Читать «Александр Дюма Великий. Книга 1» онлайн - страница 156

Даниель Циммерман

«Сир,

поскольку мои политические убеждения противоречат тем, что Ваше Величество вправе требовать от своих приближенных, прошу Ваше Величество принять мой отказ от места библиотекаря.

Имею честь быть, с уважением, и т. д.».

Если бы такое письмо существовало, оно означало бы, что Александр отдает швартовы. В двадцать восемь лет он решается стать профессиональным писателем, открыто и безоговорочно заявив о своих республиканских пристрастиях. А так как Фердинанд служит в первой батарее Национальной гвардии, Александр всегда сможет, как военный к военному, подойти к высокому молодому человеку в белокурых локонах, со странными глазами, чувственными губами, ямочкой на подбородке, чей «магнетический шарм» чарует его и подобного которому он не встретит «ни у кого, даже у самой соблазнительной женщины, ничего похожего на этот взгляд, эту улыбку и этот голос.
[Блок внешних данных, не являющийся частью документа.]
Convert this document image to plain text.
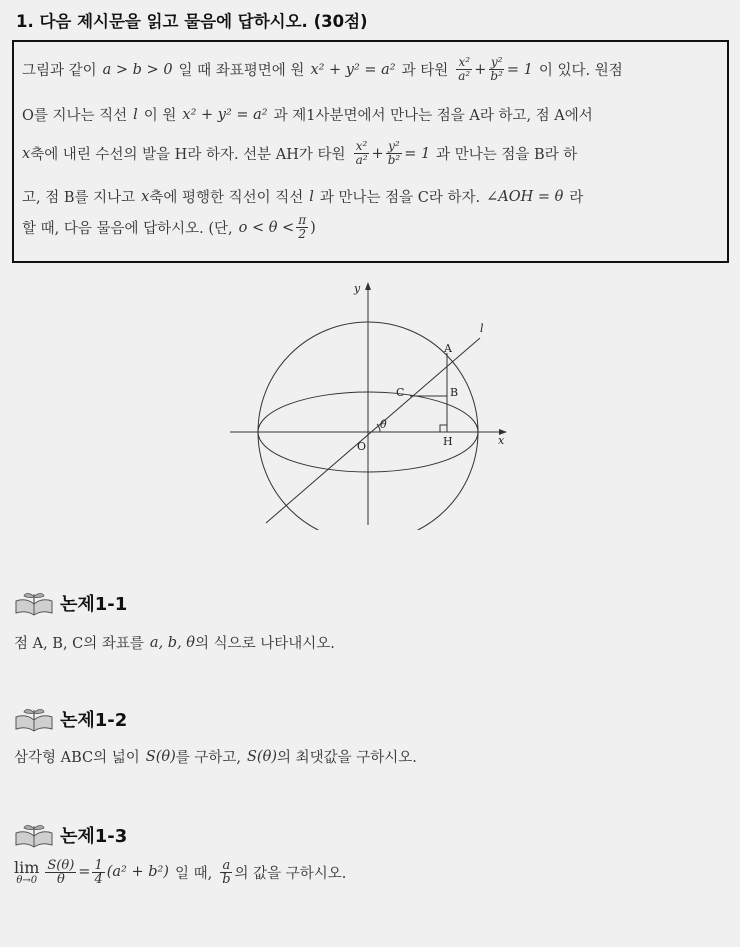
1. 다음 제시문을 읽고 물음에 답하시오. (30점)
그림과 같이 a > b > 0 일 때 좌표평면에 원 x² + y² = a² 과 타원 $\frac{\text{x²}}{\text{a²}} + \frac{\text{y²}}{\text{b²}} = 1$ 이 있다. 원점
O를 지나는 직선 l 이 원 x² + y² = a² 과 제1사분면에서 만나는 점을 A라 하고, 점 A에서
x 축에 내린 수선의 발을 H라 하자. 선분 AH가 타원 $\frac{\text{x²}}{\text{a²}} + \frac{\text{y²}}{\text{b²}} = 1$ 과 만나는 점을 B라 하
고, 점 B를 지나고 x 축에 평행한 직선이 직선 l 과 만나는 점을 C라 하자. ∠AOH = θ 라
할 때, 다음 물음에 답하시오. (단, $o < \theta < \frac{\pi}{2}$ )
y
x
l
A
B
C
O	H
θ
논제1-1
점 A, B, C의 좌표를 a, b, θ 의 식으로 나타내시오.
논제1-2
삼각형 ABC의 넓이 S(θ) 를 구하고, S(θ) 의 최댓값을 구하시오.
논제1-3
lim
$\theta\to 0 \frac{S(\theta)}{\theta} = \frac{1}{4} (a^2 + b^2)$ 일 때, $\frac{a}{b}$ 의 값을 구하시오.
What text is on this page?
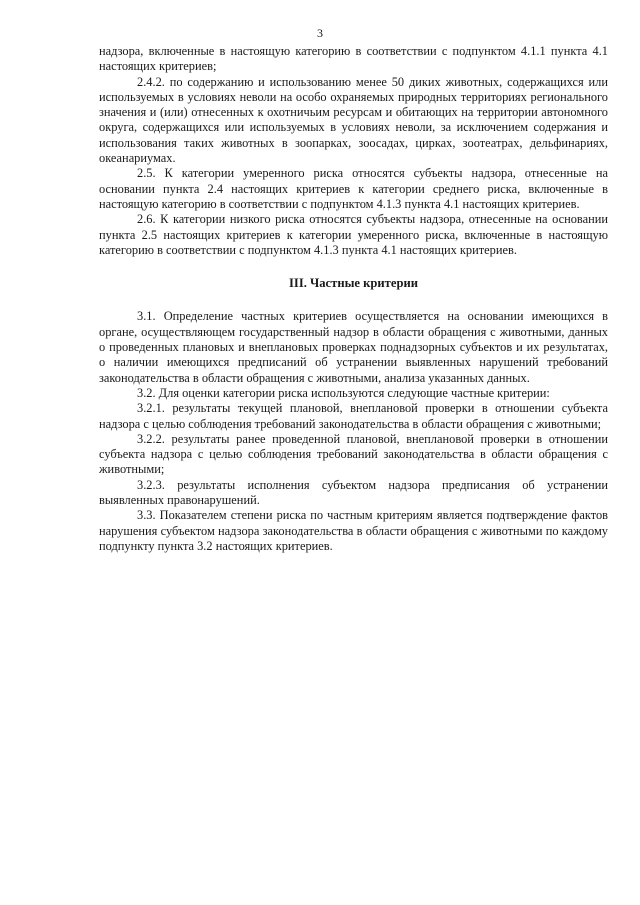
3

надзора, включенные в настоящую категорию в соответствии с подпунктом 4.1.1 пункта 4.1 настоящих критериев;

2.4.2. по содержанию и использованию менее 50 диких животных, содержащихся или используемых в условиях неволи на особо охраняемых природных территориях регионального значения и (или) отнесенных к охотничьим ресурсам и обитающих на территории автономного округа, содержащихся или используемых в условиях неволи, за исключением содержания и использования таких животных в зоопарках, зоосадах, цирках, зоотеатрах, дельфинариях, океанариумах.

2.5. К категории умеренного риска относятся субъекты надзора, отнесенные на основании пункта 2.4 настоящих критериев к категории среднего риска, включенные в настоящую категорию в соответствии с подпунктом 4.1.3 пункта 4.1 настоящих критериев.

2.6. К категории низкого риска относятся субъекты надзора, отнесенные на основании пункта 2.5 настоящих критериев к категории умеренного риска, включенные в настоящую категорию в соответствии с подпунктом 4.1.3 пункта 4.1 настоящих критериев.

III. Частные критерии

3.1. Определение частных критериев осуществляется на основании имеющихся в органе, осуществляющем государственный надзор в области обращения с животными, данных о проведенных плановых и внеплановых проверках поднадзорных субъектов и их результатах, о наличии имеющихся предписаний об устранении выявленных нарушений требований законодательства в области обращения с животными, анализа указанных данных.

3.2. Для оценки категории риска используются следующие частные критерии:

3.2.1. результаты текущей плановой, внеплановой проверки в отношении субъекта надзора с целью соблюдения требований законодательства в области обращения с животными;

3.2.2. результаты ранее проведенной плановой, внеплановой проверки в отношении субъекта надзора с целью соблюдения требований законодательства в области обращения с животными;

3.2.3. результаты исполнения субъектом надзора предписания об устранении выявленных правонарушений.

3.3. Показателем степени риска по частным критериям является подтверждение фактов нарушения субъектом надзора законодательства в области обращения с животными по каждому подпункту пункта 3.2 настоящих критериев.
25 октября он принимается за «Наполеона Бонапарта, или Тридцать лет Истории Франции», скромно посвящая его «французской нации». Корделье-Делану снабжает его документами, набрасывает план, Александр формулирует, дает окончательный вариант. «Через восемь дней драма была готова; она состояла из двадцати четырех картин и насчитывала девять тысяч строк. Это было в три раза больше, чем в обычной драме и в пять раз длиннее «Ифигении». И слегка похуже: «литературные достоинства произведения были ничтожны, почти на нуле, только роль шпиона была придумана самостоятельно; все остальное скомпилировано». И в вечер премьеры, когда «в ответ на аплодисменты раздадутся свистки, я, что довольно редко случается с авторами, был почти на стороне свистевших». Хотя освистывали как раз его, так как, по настоянию Гареля, Корделье-Делану, менее ловкий и предприимчивый, вообще ничего не подписал. Но когда ты — Александр и вскоре Великий, когда твой шедевр «Антони» репетируется в другом месте, не грех считать себя виноватым лишь наполовину. Или вовсе не виноватым. Вот, однако, истинные причины посредственности «Наполеона», тогда как сказанное выше только легенда.

Гарель приглашает Александра на премьеру «Матери и дочери» Мазереса и Ампи. Эта душераздирающая пьеса имеет огромный «слезный успех». Веселый ужин у м-ль Жорж с Гарелем, Жаненом, Локруа. Дух конспирации витает в воздухе, «скрещивались быстрые взгляды, ловили друг друга улыбки, гости проявляли обоюдное понимание с полуслова». Простофиля же Александр ничего в происходящем не понимает. В три часа утра «встали из-за стола. Жорж увела меня к себе в спальную под предлогом, что должна показать мне нечто прекрасное. Что это будет? Я не мог и предположить. Но то, что она показала, было и в самом деле так прекрасно, что четверть часа после я не мог опомниться и вернуться в гостиную. Когда я все же вернулся, Локруа и Жанен уже ушли. Оставался один Гарель».

Попутно можно восхищаться всемогуществом письменного Слова, вынуждающего «самую красивую женщину своего времени» и до сего момента неприступную, внезапно броситься, скажем, на шею Александру. Можно только восхищаться также и полным отсутствием ревности Жанена, как, впрочем, и Гареля. Но к черту лирические отступления! Александру пора уходить. Гарель предлагает ему путь через спальню Жорж, а потом через туалет. В результате они оказываются в другой спальне. «Две свечи горели на столе, уставленном книгами всех размеров и перьями всех фасонов. Уже постеленная роскошная кровать сияла в полутьме ярким контрастом белоснежных простыней и пурпурной перины. На медвежьей шкуре перед кроватью стояли приготовленные домашние туфли. По одну сторону от камина помещалась бархатная козетка, по другую — обитое штофом кресло». Александр восхищается интерьером. Гарель счастлив, что он ему нравится, так как Александр останется здесь пленником, пока не закончит «Наполеона». Побег возможен лишь, если буквально переступить через тело м-ль Жорж.